The Bible tells us three important things about Job.

• First, he was a good family man. Even though he lived in an age when it was common for a man to have many wives, he had only one (Job 2:9). Job had respect for God’s original marriage law which was given in the beginning (Genesis 2:21-24; Matthew 19:3-9). Job had a large family of seven sons and three daughters (Job 1:2).

• Second, Job was a very rich man. The Bible says he was “the greatest of all the people of the East” (Job 1:3). He owned thousands of sheep, camels, donkeys, and oxen. He also had many servants (Job 1:3).

• Third, Job was a very good man. The Bible says that he was “blameless and upright, and one who feared God and shunned evil” (Job 1:1). He rose up early in the morning to offer sacrifices to God on behalf of his children (Job 1:5). God held up Job as a good example to Satan. He asked Satan: “Have you considered my servant Job, that there is none like him on the earth, a blameless and upright man, one who fears God and shuns evil” (Job 1:8)?

Satan suggested to God that the only reason Job served Him was because God blessed him. He said that Job would curse God if God took away His blessings. God gave Satan permission to test Job. He only placed one restriction on Satan. He was not allowed to harm Job himself (Job 1:9-12).

Satan tempted Job by taking away all his wealth. Then he sent a storm which killed all of Job’s children at one time. Job did not curse God as Satan had said he would. He worshiped God and said: “Naked I came from my mother’s womb, and naked shall I return there. The Lord gave, and the Lord has taken away; Blessed be the name of the Lord” (Job 1:21,22).

God again pointed out Job as a good example to Satan. Satan said: “Skin for skin! Yes, all that a man has, he will give for his life. But stretch out your hand now, and touch his bone and his flesh, and he will surely curse You to Your face” (Job 2:4,5). God gave Satan permission to afflict Job’s body, but restricted him from taking Job’s life. This shows us that God is stronger than Satan. He limits Satan’s power (Read 1 Corinthians 10:13).

Satan afflicted Job with sores which covered his entire body. Job had lost his possessions, his children, and now his health was taken away. Job’s wife told him to “Curse God and die” (Job 2:9). Job replied, “Shall we indeed accept good from God, and shall we not accept adversity?” Job continued to trust in God and refused to blame God for his problems.

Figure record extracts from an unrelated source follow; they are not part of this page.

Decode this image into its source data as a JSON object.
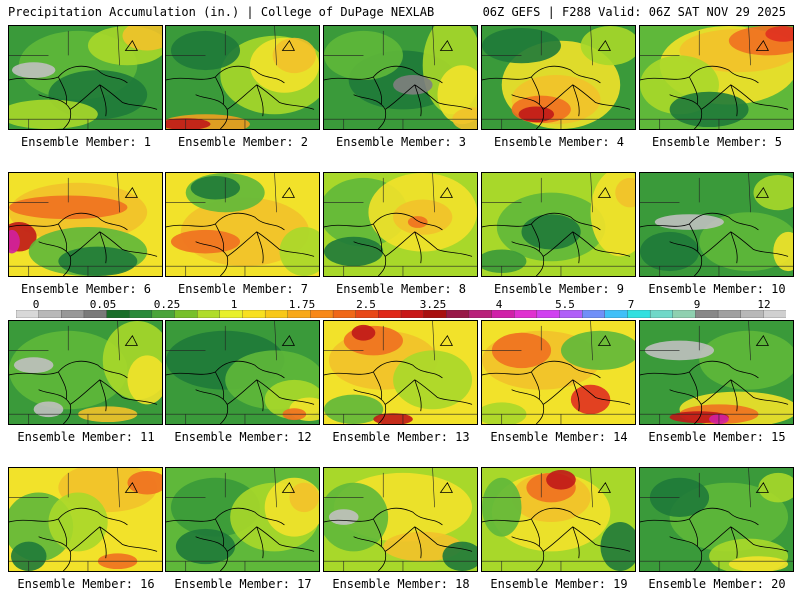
{
  "header": {
    "left_title": "Precipitation Accumulation (in.) | College of DuPage NEXLAB",
    "right_title": "06Z GEFS | F288 Valid: 06Z SAT NOV 29 2025"
  },
  "panels": [
    {
      "label": "Ensemble Member: 1",
      "base": "#3a9a3a",
      "blobs": [
        [
          "#5fb83a",
          70,
          40,
          60,
          35
        ],
        [
          "#a8d82a",
          120,
          20,
          40,
          20
        ],
        [
          "#f2c22a",
          140,
          10,
          25,
          15
        ],
        [
          "#c0c0c0",
          25,
          45,
          22,
          8
        ],
        [
          "#1f7a3a",
          90,
          70,
          50,
          25
        ],
        [
          "#a8d82a",
          40,
          90,
          50,
          15
        ]
      ]
    },
    {
      "label": "Ensemble Member: 2",
      "base": "#3a9a3a",
      "blobs": [
        [
          "#a8d82a",
          110,
          50,
          55,
          40
        ],
        [
          "#f2e22a",
          120,
          40,
          35,
          28
        ],
        [
          "#f2c22a",
          130,
          30,
          22,
          18
        ],
        [
          "#f0a020",
          40,
          100,
          45,
          10
        ],
        [
          "#c01818",
          20,
          100,
          25,
          6
        ],
        [
          "#1f7a3a",
          40,
          25,
          35,
          20
        ]
      ]
    },
    {
      "label": "Ensemble Member: 3",
      "base": "#3a9a3a",
      "blobs": [
        [
          "#1f7a3a",
          80,
          55,
          55,
          30
        ],
        [
          "#5fb83a",
          40,
          30,
          40,
          25
        ],
        [
          "#a8d82a",
          130,
          40,
          30,
          50
        ],
        [
          "#f2e22a",
          140,
          70,
          25,
          30
        ],
        [
          "#f2c22a",
          150,
          95,
          20,
          12
        ],
        [
          "#808080",
          90,
          60,
          20,
          10
        ]
      ]
    },
    {
      "label": "Ensemble Member: 4",
      "base": "#3a9a3a",
      "blobs": [
        [
          "#f2e22a",
          80,
          60,
          60,
          45
        ],
        [
          "#f2c22a",
          75,
          75,
          45,
          25
        ],
        [
          "#f07020",
          60,
          85,
          30,
          14
        ],
        [
          "#c01818",
          55,
          90,
          18,
          8
        ],
        [
          "#1f7a3a",
          40,
          20,
          40,
          18
        ],
        [
          "#a8d82a",
          130,
          20,
          30,
          20
        ]
      ]
    },
    {
      "label": "Ensemble Member: 5",
      "base": "#5fb83a",
      "blobs": [
        [
          "#f2e22a",
          90,
          40,
          70,
          40
        ],
        [
          "#f2c22a",
          100,
          25,
          60,
          22
        ],
        [
          "#f07020",
          130,
          15,
          40,
          15
        ],
        [
          "#e03020",
          145,
          8,
          18,
          8
        ],
        [
          "#a8d82a",
          40,
          60,
          40,
          30
        ],
        [
          "#1f7a3a",
          70,
          85,
          40,
          18
        ]
      ]
    },
    {
      "label": "Ensemble Member: 6",
      "base": "#f2e22a",
      "blobs": [
        [
          "#f2c22a",
          70,
          40,
          70,
          30
        ],
        [
          "#f07020",
          60,
          35,
          60,
          12
        ],
        [
          "#c01818",
          10,
          65,
          18,
          15
        ],
        [
          "#d020a0",
          3,
          70,
          8,
          12
        ],
        [
          "#5fb83a",
          80,
          80,
          60,
          25
        ],
        [
          "#1f7a3a",
          90,
          90,
          40,
          15
        ]
      ]
    },
    {
      "label": "Ensemble Member: 7",
      "base": "#f2e22a",
      "blobs": [
        [
          "#f2c22a",
          80,
          60,
          65,
          35
        ],
        [
          "#f07020",
          40,
          70,
          35,
          12
        ],
        [
          "#5fb83a",
          60,
          20,
          40,
          20
        ],
        [
          "#1f7a3a",
          50,
          15,
          25,
          12
        ],
        [
          "#a8d82a",
          140,
          80,
          25,
          25
        ]
      ]
    },
    {
      "label": "Ensemble Member: 8",
      "base": "#a8d82a",
      "blobs": [
        [
          "#5fb83a",
          40,
          40,
          45,
          35
        ],
        [
          "#f2e22a",
          100,
          40,
          55,
          40
        ],
        [
          "#f2c22a",
          100,
          45,
          30,
          18
        ],
        [
          "#f07020",
          95,
          50,
          10,
          6
        ],
        [
          "#1f7a3a",
          30,
          80,
          30,
          15
        ]
      ]
    },
    {
      "label": "Ensemble Member: 9",
      "base": "#a8d82a",
      "blobs": [
        [
          "#5fb83a",
          70,
          55,
          55,
          35
        ],
        [
          "#1f7a3a",
          70,
          60,
          30,
          18
        ],
        [
          "#f2e22a",
          140,
          40,
          30,
          45
        ],
        [
          "#f2c22a",
          150,
          20,
          15,
          15
        ],
        [
          "#3a9a3a",
          20,
          90,
          25,
          12
        ]
      ]
    },
    {
      "label": "Ensemble Member: 10",
      "base": "#3a9a3a",
      "blobs": [
        [
          "#5fb83a",
          110,
          70,
          50,
          30
        ],
        [
          "#c0c0c0",
          50,
          50,
          35,
          8
        ],
        [
          "#a8d82a",
          140,
          20,
          25,
          18
        ],
        [
          "#f2e22a",
          150,
          80,
          15,
          20
        ],
        [
          "#1f7a3a",
          30,
          80,
          30,
          20
        ]
      ]
    },
    {
      "label": "Ensemble Member: 11",
      "base": "#3a9a3a",
      "blobs": [
        [
          "#5fb83a",
          60,
          50,
          60,
          40
        ],
        [
          "#a8d82a",
          130,
          40,
          35,
          40
        ],
        [
          "#f2e22a",
          140,
          60,
          20,
          25
        ],
        [
          "#c0c0c0",
          25,
          45,
          20,
          8
        ],
        [
          "#c0c0c0",
          40,
          90,
          15,
          8
        ],
        [
          "#f2c22a",
          100,
          95,
          30,
          8
        ]
      ]
    },
    {
      "label": "Ensemble Member: 12",
      "base": "#3a9a3a",
      "blobs": [
        [
          "#1f7a3a",
          60,
          40,
          60,
          30
        ],
        [
          "#5fb83a",
          110,
          60,
          50,
          30
        ],
        [
          "#a8d82a",
          130,
          80,
          30,
          20
        ],
        [
          "#f2e22a",
          145,
          90,
          20,
          12
        ],
        [
          "#f07020",
          130,
          95,
          12,
          6
        ]
      ]
    },
    {
      "label": "Ensemble Member: 13",
      "base": "#f2e22a",
      "blobs": [
        [
          "#f2c22a",
          60,
          40,
          55,
          30
        ],
        [
          "#f07020",
          50,
          20,
          30,
          15
        ],
        [
          "#c01818",
          40,
          12,
          12,
          8
        ],
        [
          "#a8d82a",
          110,
          60,
          40,
          30
        ],
        [
          "#5fb83a",
          30,
          90,
          30,
          15
        ],
        [
          "#c01818",
          70,
          100,
          20,
          6
        ]
      ]
    },
    {
      "label": "Ensemble Member: 14",
      "base": "#f2e22a",
      "blobs": [
        [
          "#f2c22a",
          60,
          40,
          60,
          30
        ],
        [
          "#f07020",
          40,
          30,
          30,
          18
        ],
        [
          "#e03020",
          110,
          80,
          20,
          15
        ],
        [
          "#5fb83a",
          120,
          30,
          40,
          20
        ],
        [
          "#a8d82a",
          20,
          95,
          25,
          12
        ]
      ]
    },
    {
      "label": "Ensemble Member: 15",
      "base": "#3a9a3a",
      "blobs": [
        [
          "#5fb83a",
          110,
          40,
          50,
          30
        ],
        [
          "#c0c0c0",
          40,
          30,
          35,
          10
        ],
        [
          "#f2e22a",
          100,
          90,
          60,
          18
        ],
        [
          "#f07020",
          80,
          95,
          40,
          10
        ],
        [
          "#c01818",
          60,
          98,
          30,
          6
        ],
        [
          "#d020a0",
          80,
          100,
          10,
          5
        ]
      ]
    },
    {
      "label": "Ensemble Member: 16",
      "base": "#f2e22a",
      "blobs": [
        [
          "#f2c22a",
          100,
          20,
          50,
          25
        ],
        [
          "#f07020",
          140,
          15,
          20,
          12
        ],
        [
          "#5fb83a",
          30,
          60,
          35,
          35
        ],
        [
          "#a8d82a",
          70,
          55,
          30,
          30
        ],
        [
          "#f07020",
          110,
          95,
          20,
          8
        ],
        [
          "#1f7a3a",
          20,
          90,
          18,
          15
        ]
      ]
    },
    {
      "label": "Ensemble Member: 17",
      "base": "#5fb83a",
      "blobs": [
        [
          "#3a9a3a",
          50,
          40,
          45,
          30
        ],
        [
          "#a8d82a",
          110,
          50,
          45,
          35
        ],
        [
          "#f2e22a",
          130,
          40,
          30,
          30
        ],
        [
          "#f2c22a",
          140,
          30,
          15,
          15
        ],
        [
          "#1f7a3a",
          40,
          80,
          30,
          18
        ]
      ]
    },
    {
      "label": "Ensemble Member: 18",
      "base": "#a8d82a",
      "blobs": [
        [
          "#f2e22a",
          80,
          40,
          70,
          35
        ],
        [
          "#5fb83a",
          30,
          50,
          35,
          35
        ],
        [
          "#c0c0c0",
          20,
          50,
          15,
          8
        ],
        [
          "#f2c22a",
          100,
          80,
          40,
          15
        ],
        [
          "#1f7a3a",
          140,
          90,
          20,
          15
        ]
      ]
    },
    {
      "label": "Ensemble Member: 19",
      "base": "#a8d82a",
      "blobs": [
        [
          "#f2e22a",
          70,
          45,
          60,
          40
        ],
        [
          "#f2c22a",
          70,
          30,
          40,
          25
        ],
        [
          "#f07020",
          70,
          20,
          25,
          15
        ],
        [
          "#c01818",
          80,
          12,
          15,
          10
        ],
        [
          "#5fb83a",
          20,
          40,
          20,
          30
        ],
        [
          "#1f7a3a",
          140,
          80,
          20,
          25
        ]
      ]
    },
    {
      "label": "Ensemble Member: 20",
      "base": "#3a9a3a",
      "blobs": [
        [
          "#5fb83a",
          90,
          50,
          60,
          35
        ],
        [
          "#a8d82a",
          110,
          90,
          40,
          18
        ],
        [
          "#f2e22a",
          120,
          98,
          30,
          8
        ],
        [
          "#1f7a3a",
          40,
          30,
          30,
          20
        ],
        [
          "#a8d82a",
          140,
          20,
          20,
          15
        ]
      ]
    }
  ],
  "scale": {
    "ticks": [
      "0",
      "0.05",
      "0.25",
      "1",
      "1.75",
      "2.5",
      "3.25",
      "4",
      "5.5",
      "7",
      "9",
      "12"
    ],
    "colors": [
      "#d8d8d8",
      "#b8b8b8",
      "#989898",
      "#7a7a7a",
      "#1a6e2a",
      "#2a8a3a",
      "#4aa43a",
      "#78c02a",
      "#b0dc2a",
      "#e8f02a",
      "#f8e020",
      "#f8c818",
      "#f8a818",
      "#f88818",
      "#f06818",
      "#e84818",
      "#e02818",
      "#c81818",
      "#a81010",
      "#981848",
      "#b8207a",
      "#d020a8",
      "#e030d0",
      "#d040f0",
      "#b060f8",
      "#7090f8",
      "#40c0f8",
      "#30e0e0",
      "#70d8c8",
      "#8fd0b0",
      "#888888",
      "#a0a0a0",
      "#b8b8b8",
      "#d0d0d0"
    ]
  }
}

Job had three friends. These friends learned of Job’s suffering. They came to see him. Their names were Eliphaz the Temanite, Bildad the Shuhite, and Zophar the Naamathite. The Bible says they sat in silence for seven days before him. They argued that Job was a very great sinner. They told him God had sent this suffering on him because of his sins. They urged him to repent and confess his sins before God. Job knew this was not true. He knew he was innocent of wrong-doing. He did not know why he was suffering. He knew, however, that it was not because of his sins.